I stumbled across this book when looking for books to study the thought pattern in regards to intermittent fasting and the general "positive" side to doing so. The first 35 pages of this book is mostly a general how-to guide for intermittent fasting for weight loss. Starts by talking about how obesity is becoming a huge problem that is leading to even more problems (diabetes and such) then transfers into the explanation of yoyo dieting with diets that aren't sustainable and a quick gloss over how getting weight off and keeping the weight of is a multifaceted problem. He admits his solution is targeted primarily at reducing insulin levels and he sees no reason why you can't do a low card, low calorie solution mixed with intermittent fasting.
He wants you to reduce your added sugar. He opts for pure maple syrup or honey, which I have read many other people argue against (unless it unaltered honey straight from the hive). So that was interesting. While he says this he does make allowances for the occasional use of sugar, he tells you to stay away as much as possible and keep your intact under a certain number I already forget...and he says dark chocolate is not a terrible thing (thank god!).
Blah blah blah, yada yada yada...stay away from sweetened drinks. Pure tea, pure coffee (okay, you're allowed unsweetened milk), home made broths, water and sparkling water seems to be his only acceptable drinks. Resist processed grains (pasta is my kyptonite for carbs), moderate your protein, increase your good fat intake. Increase your fiber and drink your vinegar (yes you read that right). Eat only when you are hungry (unless you are in a fasting period then he says to 'ride the wave' of hunger).
From what I gathered the 24 hour intermittent fasting is how he is reducing your calories quite severely (as well is taking away your processed grain carbs, sugar and whatever else) as he seems have readers down to a 2-3 meal a day plan with 2-3 24 hour fasting periods plugged in there a week. The last chapter are example charts showing when to fast and when to eat throughout the day along with which recipe to use where. He has 16 and 36 hour fasting charts available as well.
All in all, while I found this diet book highly interesting and do-able for someone with far greater willpower than me, this is not for me. I did like the broth recipes and a few of the meat and salad recipes which I will be trying in the future. But be warned, if you have somewhat limited experience with cheese and spices, you might not know exactly what some of the ingredients are or where to get them.

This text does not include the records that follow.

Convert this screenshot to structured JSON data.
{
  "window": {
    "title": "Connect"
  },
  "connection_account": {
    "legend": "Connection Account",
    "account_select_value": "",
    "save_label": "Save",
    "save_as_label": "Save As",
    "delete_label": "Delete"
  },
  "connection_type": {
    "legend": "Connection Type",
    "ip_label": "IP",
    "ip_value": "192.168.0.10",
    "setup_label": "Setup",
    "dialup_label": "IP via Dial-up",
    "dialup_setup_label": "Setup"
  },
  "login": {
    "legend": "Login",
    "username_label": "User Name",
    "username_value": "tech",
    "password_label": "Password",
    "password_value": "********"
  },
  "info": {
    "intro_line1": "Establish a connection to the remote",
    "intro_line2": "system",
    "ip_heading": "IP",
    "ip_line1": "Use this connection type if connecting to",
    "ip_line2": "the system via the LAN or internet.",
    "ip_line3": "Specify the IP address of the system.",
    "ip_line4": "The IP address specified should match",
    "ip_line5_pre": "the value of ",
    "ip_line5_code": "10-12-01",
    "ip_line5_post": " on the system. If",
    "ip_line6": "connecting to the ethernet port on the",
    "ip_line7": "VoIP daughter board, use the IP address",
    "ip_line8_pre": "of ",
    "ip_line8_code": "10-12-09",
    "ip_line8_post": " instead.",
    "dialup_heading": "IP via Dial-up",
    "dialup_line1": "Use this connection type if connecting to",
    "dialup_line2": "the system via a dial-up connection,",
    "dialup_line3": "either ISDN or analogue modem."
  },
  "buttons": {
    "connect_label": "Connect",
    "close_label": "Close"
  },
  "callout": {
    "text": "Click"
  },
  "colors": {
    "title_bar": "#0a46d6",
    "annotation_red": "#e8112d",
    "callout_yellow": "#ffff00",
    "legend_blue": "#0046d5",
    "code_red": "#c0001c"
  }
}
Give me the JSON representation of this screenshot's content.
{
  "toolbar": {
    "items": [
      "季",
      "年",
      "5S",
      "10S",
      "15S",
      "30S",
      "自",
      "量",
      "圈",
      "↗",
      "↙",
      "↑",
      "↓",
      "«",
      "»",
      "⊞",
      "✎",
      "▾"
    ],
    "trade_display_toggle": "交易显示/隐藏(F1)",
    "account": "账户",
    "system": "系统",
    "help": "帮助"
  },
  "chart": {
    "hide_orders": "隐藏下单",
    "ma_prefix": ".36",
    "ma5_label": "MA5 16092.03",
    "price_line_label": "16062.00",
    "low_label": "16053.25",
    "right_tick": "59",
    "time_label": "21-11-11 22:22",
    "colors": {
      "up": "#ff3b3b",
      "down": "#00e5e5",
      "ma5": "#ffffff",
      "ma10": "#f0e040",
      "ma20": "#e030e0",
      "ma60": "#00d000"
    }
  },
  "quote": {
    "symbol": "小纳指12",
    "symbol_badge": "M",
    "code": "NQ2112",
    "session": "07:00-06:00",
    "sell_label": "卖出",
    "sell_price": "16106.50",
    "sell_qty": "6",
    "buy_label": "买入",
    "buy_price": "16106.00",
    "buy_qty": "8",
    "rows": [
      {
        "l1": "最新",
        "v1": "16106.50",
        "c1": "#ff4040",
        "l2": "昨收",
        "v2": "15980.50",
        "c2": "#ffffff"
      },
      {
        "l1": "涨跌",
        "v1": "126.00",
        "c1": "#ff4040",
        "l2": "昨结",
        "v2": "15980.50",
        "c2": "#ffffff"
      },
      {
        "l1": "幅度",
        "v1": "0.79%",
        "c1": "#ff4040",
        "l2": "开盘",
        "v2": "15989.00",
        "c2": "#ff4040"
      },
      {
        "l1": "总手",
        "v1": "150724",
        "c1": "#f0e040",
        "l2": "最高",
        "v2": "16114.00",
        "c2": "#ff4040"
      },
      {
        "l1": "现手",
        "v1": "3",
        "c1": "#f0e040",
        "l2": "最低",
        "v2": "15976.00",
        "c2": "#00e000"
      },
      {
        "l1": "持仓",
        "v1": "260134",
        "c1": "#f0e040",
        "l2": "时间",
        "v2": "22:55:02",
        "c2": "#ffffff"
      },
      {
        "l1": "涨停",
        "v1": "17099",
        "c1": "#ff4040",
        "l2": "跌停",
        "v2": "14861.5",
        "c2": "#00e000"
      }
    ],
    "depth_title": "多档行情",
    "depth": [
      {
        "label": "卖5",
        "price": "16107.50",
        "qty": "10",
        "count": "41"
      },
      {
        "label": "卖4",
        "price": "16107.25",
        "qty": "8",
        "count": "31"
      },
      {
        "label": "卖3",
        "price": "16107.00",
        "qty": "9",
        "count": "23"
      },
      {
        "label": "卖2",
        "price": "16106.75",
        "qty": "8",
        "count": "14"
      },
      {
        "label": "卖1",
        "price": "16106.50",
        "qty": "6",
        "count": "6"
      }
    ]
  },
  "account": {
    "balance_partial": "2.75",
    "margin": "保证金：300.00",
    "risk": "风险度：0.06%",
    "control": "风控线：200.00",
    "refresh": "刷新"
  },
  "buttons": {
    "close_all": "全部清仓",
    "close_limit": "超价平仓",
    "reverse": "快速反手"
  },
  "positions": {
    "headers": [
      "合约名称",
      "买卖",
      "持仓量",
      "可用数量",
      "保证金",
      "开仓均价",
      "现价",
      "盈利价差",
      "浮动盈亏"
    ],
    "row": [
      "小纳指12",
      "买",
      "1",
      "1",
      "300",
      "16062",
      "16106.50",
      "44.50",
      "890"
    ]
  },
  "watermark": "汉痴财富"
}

While 'riding the wave' of hunger for 24-36 hours is not something I want to try while working (I get hangry), I plan on giving the 16 hour intermittent fasting thing a real go once I finish all my research. I will, however, be listening to someone else's advise on how to get there. Fasting AND severely limiting calories, sugars and carbs sounds like a recipe for me to rip some poor person's face off at work. BUT I might be plugging some of his recipes into my repertoire as they sound delicious. Just not all of them at once.